On World Refugee Day, Remember the Girls Still Growing Up in Camps
I still remember the first time I visited the Za’atari refugee camp in northeastern Jordan in the fall of 2012. It was dusty and chilly. The camp had been officially inaugurated that past summer to accommodate the hundreds of Syrians fleeing the brutal Assad regime each day.
I’ll never forget the Syrian children I spoke to that day. Some were playing football with deflated balls; others were collecting pebbles from the rubble around them. Young girls sat with their mothers inside the tents.
Since its inauguration, Za’atari has grown in population, size, and infrastructure. Tents were replaced with homes donated by regional and international governments. Schools were set up and run primarily by UNICEF, and various shops were built by Syrians. The market, bustling with wedding dress shops, pet shops, barbers, and falafel shacks, would later be referred to as the “Champs-Élysées” of Za’atari.
At the time, I was working on football initiatives with Jordan’s Prince Ali Bin Al Hussein, then Vice President of FIFA and head of the Jordan Football Association. But what stayed with me most from those early visits to Za’atari was the sight of Syrian children kicking deflated footballs and old cans through the dust.
That image helped inspire some of the first football programs in the camp.
For children living through displacement, play can look simple. A ball, a pitch, a team. But in a refugee camp, these things can mean something far greater: structure, confidence, friendship, dignity, and a brief but meaningful sense of normal childhood.
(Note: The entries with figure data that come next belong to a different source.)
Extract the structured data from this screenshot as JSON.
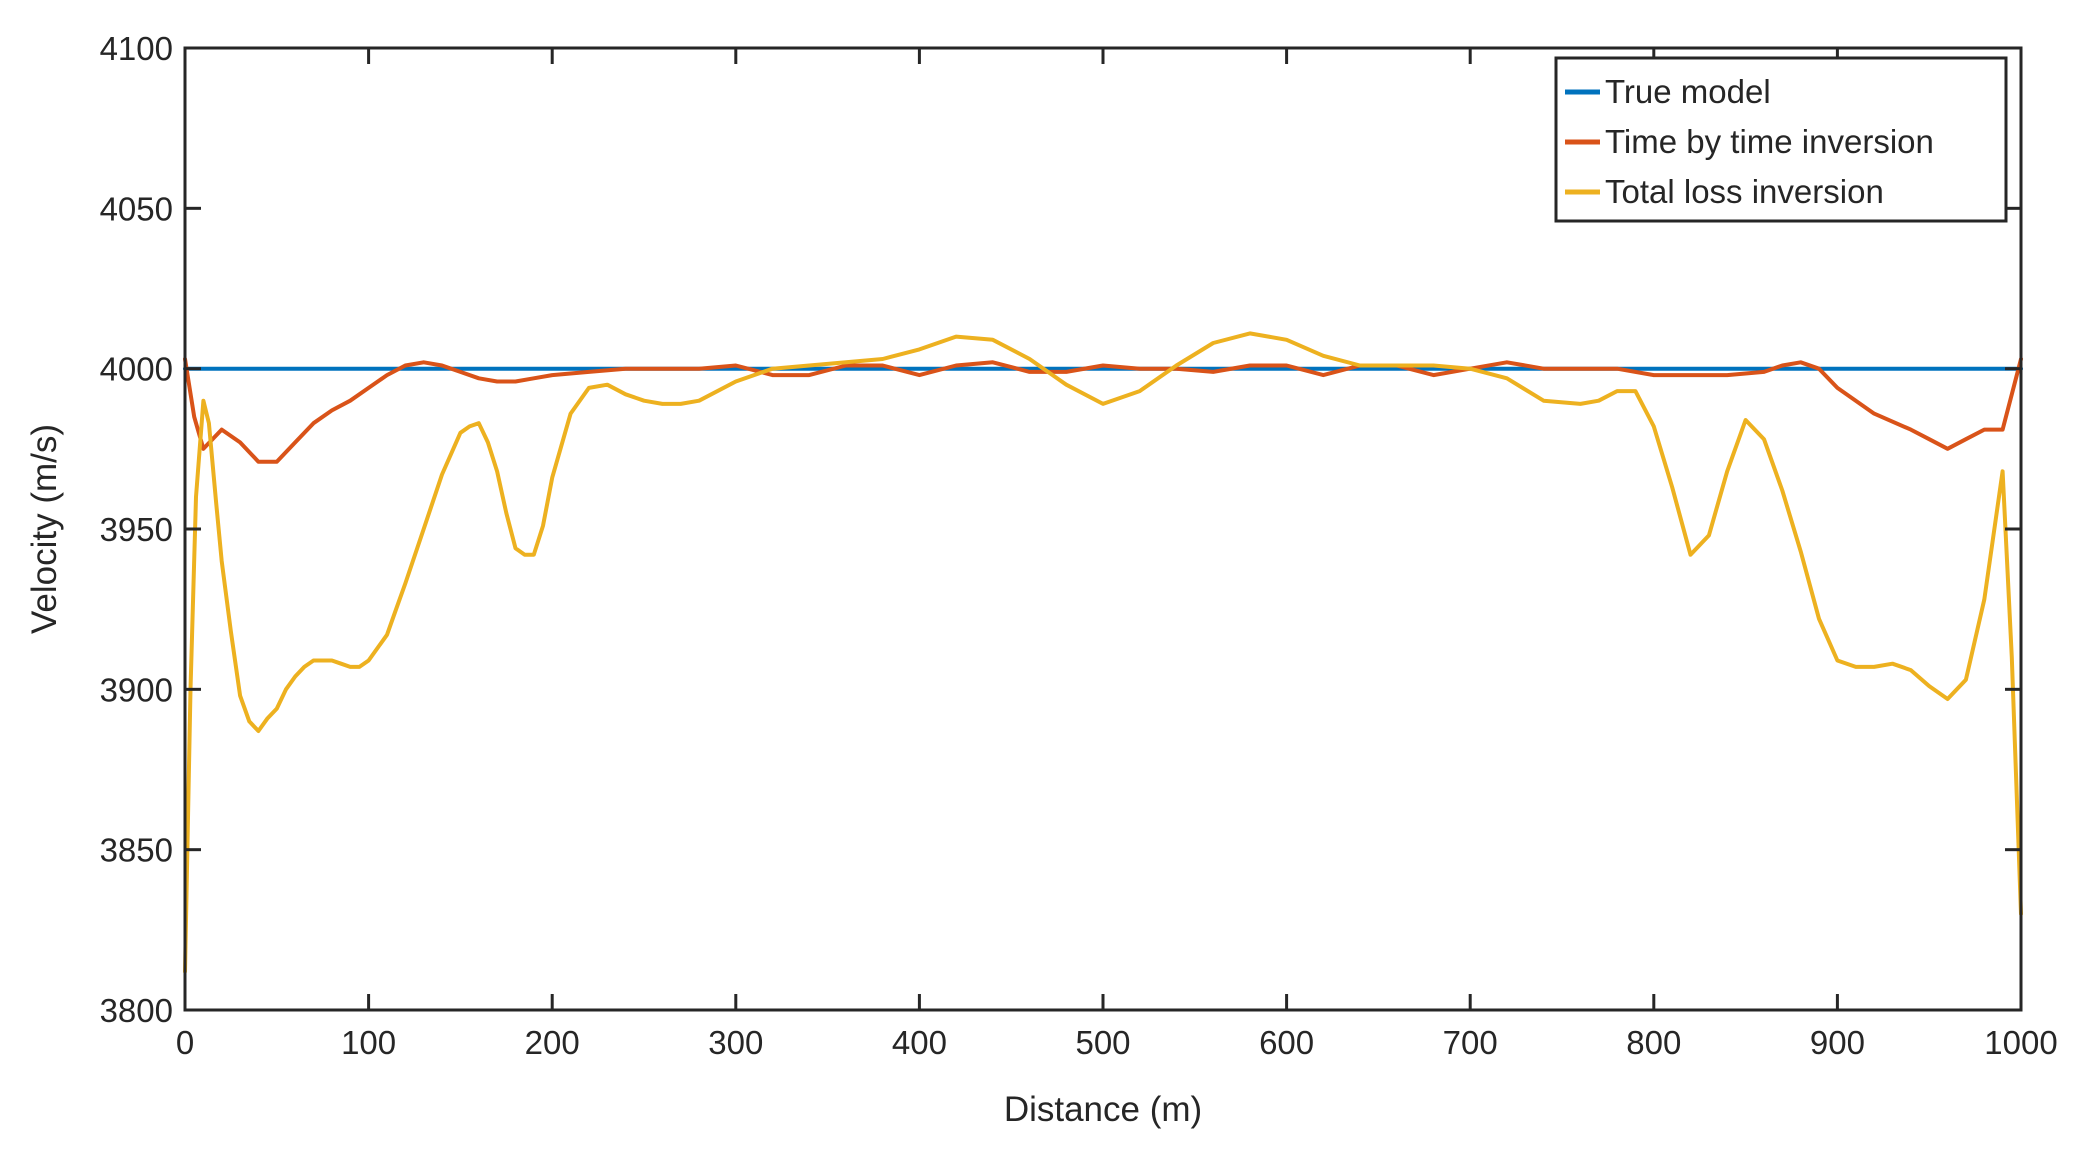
{
  "chart_data": {
    "type": "line",
    "xlabel": "Distance (m)",
    "ylabel": "Velocity (m/s)",
    "xlim": [
      0,
      1000
    ],
    "ylim": [
      3800,
      4100
    ],
    "xticks": [
      0,
      100,
      200,
      300,
      400,
      500,
      600,
      700,
      800,
      900,
      1000
    ],
    "yticks": [
      3800,
      3850,
      3900,
      3950,
      4000,
      4050,
      4100
    ],
    "grid": false,
    "legend_position": "top-right",
    "series": [
      {
        "name": "True model",
        "color": "#0072BD",
        "x": [
          0,
          1000
        ],
        "y": [
          4000,
          4000
        ]
      },
      {
        "name": "Time by time inversion",
        "color": "#D95319",
        "x": [
          0,
          5,
          10,
          20,
          30,
          40,
          50,
          60,
          70,
          80,
          90,
          100,
          110,
          120,
          130,
          140,
          150,
          160,
          170,
          180,
          190,
          200,
          220,
          240,
          260,
          280,
          300,
          320,
          340,
          360,
          380,
          400,
          420,
          440,
          460,
          480,
          500,
          520,
          540,
          560,
          580,
          600,
          620,
          640,
          660,
          680,
          700,
          720,
          740,
          760,
          780,
          800,
          820,
          840,
          860,
          870,
          880,
          890,
          900,
          920,
          940,
          950,
          960,
          970,
          980,
          990,
          1000
        ],
        "y": [
          4003,
          3985,
          3975,
          3981,
          3977,
          3971,
          3971,
          3977,
          3983,
          3987,
          3990,
          3994,
          3998,
          4001,
          4002,
          4001,
          3999,
          3997,
          3996,
          3996,
          3997,
          3998,
          3999,
          4000,
          4000,
          4000,
          4001,
          3998,
          3998,
          4001,
          4001,
          3998,
          4001,
          4002,
          3999,
          3999,
          4001,
          4000,
          4000,
          3999,
          4001,
          4001,
          3998,
          4001,
          4001,
          3998,
          4000,
          4002,
          4000,
          4000,
          4000,
          3998,
          3998,
          3998,
          3999,
          4001,
          4002,
          4000,
          3994,
          3986,
          3981,
          3978,
          3975,
          3978,
          3981,
          3981,
          4003
        ]
      },
      {
        "name": "Total loss inversion",
        "color": "#EDB120",
        "x": [
          0,
          3,
          6,
          10,
          13,
          17,
          20,
          25,
          30,
          35,
          40,
          45,
          50,
          55,
          60,
          65,
          70,
          75,
          80,
          85,
          90,
          95,
          100,
          105,
          110,
          115,
          120,
          130,
          140,
          150,
          155,
          160,
          165,
          170,
          175,
          180,
          185,
          190,
          195,
          200,
          210,
          220,
          230,
          240,
          250,
          260,
          270,
          280,
          300,
          320,
          340,
          360,
          380,
          400,
          420,
          440,
          460,
          480,
          500,
          520,
          540,
          560,
          580,
          600,
          620,
          640,
          660,
          680,
          700,
          720,
          740,
          760,
          770,
          780,
          790,
          800,
          810,
          820,
          830,
          840,
          850,
          860,
          870,
          880,
          890,
          900,
          910,
          920,
          930,
          940,
          950,
          960,
          970,
          980,
          990,
          995,
          1000
        ],
        "y": [
          3812,
          3900,
          3960,
          3990,
          3983,
          3958,
          3940,
          3918,
          3898,
          3890,
          3887,
          3891,
          3894,
          3900,
          3904,
          3907,
          3909,
          3909,
          3909,
          3908,
          3907,
          3907,
          3909,
          3913,
          3917,
          3925,
          3933,
          3950,
          3967,
          3980,
          3982,
          3983,
          3977,
          3968,
          3955,
          3944,
          3942,
          3942,
          3951,
          3966,
          3986,
          3994,
          3995,
          3992,
          3990,
          3989,
          3989,
          3990,
          3996,
          4000,
          4001,
          4002,
          4003,
          4006,
          4010,
          4009,
          4003,
          3995,
          3989,
          3993,
          4001,
          4008,
          4011,
          4009,
          4004,
          4001,
          4001,
          4001,
          4000,
          3997,
          3990,
          3989,
          3990,
          3993,
          3993,
          3982,
          3963,
          3942,
          3948,
          3968,
          3984,
          3978,
          3962,
          3943,
          3922,
          3909,
          3907,
          3907,
          3908,
          3906,
          3901,
          3897,
          3903,
          3928,
          3968,
          3910,
          3830
        ]
      }
    ]
  }
}
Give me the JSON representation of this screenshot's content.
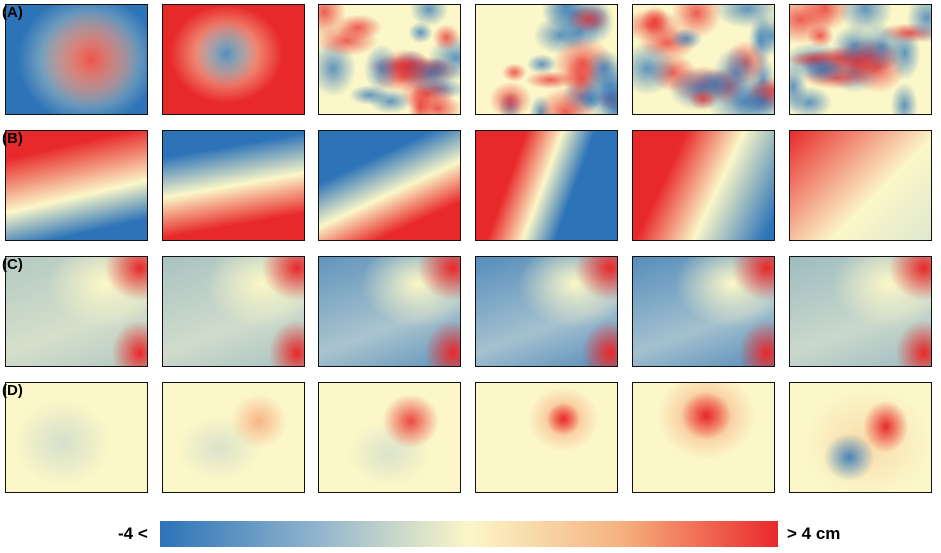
{
  "panel_labels": [
    "(A)",
    "(B)",
    "(C)",
    "(D)"
  ],
  "colorbar": {
    "min_label": "-4 <",
    "max_label": "> 4 cm"
  }
}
This was especially true for girls.
In Za’atari, as in many places shaped by crisis and conservative social norms, boys often found their way into public space more easily. Girls were more likely to remain close to their mothers, inside or near the tents, watching from the margins. For many of them, joining a football team was not just their first experience playing organized sport. It was one of their first experiences claiming space for themselves.
As my family and I watch Jordan take part in this year’s World Cup, I find myself thinking not only of the national pride around football, but of those girls in Za’atari who first stepped onto a pitch years ago. I think of what it means for a girl who has lost so much to discover that her body can be strong, that her voice can be heard, that she can belong to a team, that she can be seen.
A year and a half after the fall of the Assad regime in Syria, the population of Za’atari has decreased from more than 80,000 to a little over 50,000. But Syrians under the age of 18 still make up more than half of the camp’s population. This matters. Even as the world’s attention shifts toward rebuilding Syria and restoring security — both urgent and necessary goals — thousands of young refugees remain in neighboring host countries such as Jordan, Lebanon, and Turkey. Many have no homes to return to yet. Some may never return to the places their families once knew.
Very few developmental programs are still running in the camp today. One of them is an inspiring music program for Syrian children and youth led by the U.S.-based Dream Day Foundation, in close collaboration with Questscope and Playing for Change. Launched in September 2023 by British singer Ellie Goulding, the program now reaches more than 250 children, who are learning piano, drums, guitar, and traditional Middle Eastern instruments such as the oud and qanun.
One of those students is Ghazal, a Syrian teenage girl learning to play the oud. Before enrolling in the music course, she said, she spent her time with no real goals. “Now,” she said, “I have something to invest in: learning. Music gave me a sense of accomplishment and helped me feel more at ease and confident in myself.”
Ghazal’s voice rings so loud for me as a mother of two young girls, knowing so well how powerful this feeling is.
Today, on World Refugee Day, showing solidarity with refugees means upholding the responsibility to raise Ghazal’s voice and her music to the world stage. If Syria’s future is to be bright, it will depend not only on roads rebuilt and institutions restored, but on young people like Ghazal — girls who are given the chance to learn, to play, to lead, and to believe that their lives still hold possibility.